Giving ChatGPT a Long Term Memory
You can find the complete project from this blog post here: https://github.com/BruceMacD/mnemosyne
Like everyone else I've been leveraging ChatGPT to complete basic coding tasks. One annoyance I've been running into is gathering all the relevant information I have sent to ChatGPT in the past to give it the proper context when asking a new question.

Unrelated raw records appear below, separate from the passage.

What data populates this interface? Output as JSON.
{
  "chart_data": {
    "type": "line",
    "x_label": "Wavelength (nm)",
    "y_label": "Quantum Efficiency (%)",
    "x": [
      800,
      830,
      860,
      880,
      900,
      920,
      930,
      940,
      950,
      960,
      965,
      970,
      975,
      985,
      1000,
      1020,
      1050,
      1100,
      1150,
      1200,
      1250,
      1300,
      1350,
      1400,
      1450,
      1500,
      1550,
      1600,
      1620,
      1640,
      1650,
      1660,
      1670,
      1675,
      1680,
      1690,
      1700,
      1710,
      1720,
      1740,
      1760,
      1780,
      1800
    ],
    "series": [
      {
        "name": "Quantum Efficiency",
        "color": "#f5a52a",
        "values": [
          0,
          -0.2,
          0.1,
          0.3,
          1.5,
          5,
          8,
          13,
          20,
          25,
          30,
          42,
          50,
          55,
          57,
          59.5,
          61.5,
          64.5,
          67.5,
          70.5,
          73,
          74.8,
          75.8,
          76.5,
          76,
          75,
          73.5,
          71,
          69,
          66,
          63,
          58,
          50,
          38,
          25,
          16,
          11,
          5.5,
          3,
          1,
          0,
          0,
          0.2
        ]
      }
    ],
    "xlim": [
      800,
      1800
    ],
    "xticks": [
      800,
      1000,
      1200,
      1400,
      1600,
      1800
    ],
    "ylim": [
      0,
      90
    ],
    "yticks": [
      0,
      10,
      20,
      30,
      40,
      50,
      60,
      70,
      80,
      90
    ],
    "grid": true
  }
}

After seeing Supabase's ChatGPT documentation interface, I was inspired to leverage a similar combination of tools to store the context of my previous conversations. Whereas Supabase's documentation was stored in a vector database, I could instead store information from conversations with ChatGPT for future reference.
Mnemosyne: Giving Context to ChatGPT
I use a Mac, so I created a simple desktop interface to interact with ChatGPT. Before the prompt is sent to ChatGPT, I wrap the new query with some additional context that is retrieved from a vector database (Milvus) that I'm running locally in a container. The prompt that actually gets sent to ChatGPT looks like this:
Given the queries I have asked previously (in the previous section), and your replies (in the replied section), answer my new query.
(... previous queries I have sent to ChatGPT go here)
(... previous responses from ChatGPT go here)
(... the actual query)
Overall I've found this to work quite well. ChatGPT understands the format of the prompt and doesn't reference the previous details out of context. I could see OpenAI implementing something like this in the near future, but this is a nice interface for the time being which is pretty economical since Milvus can be run locally.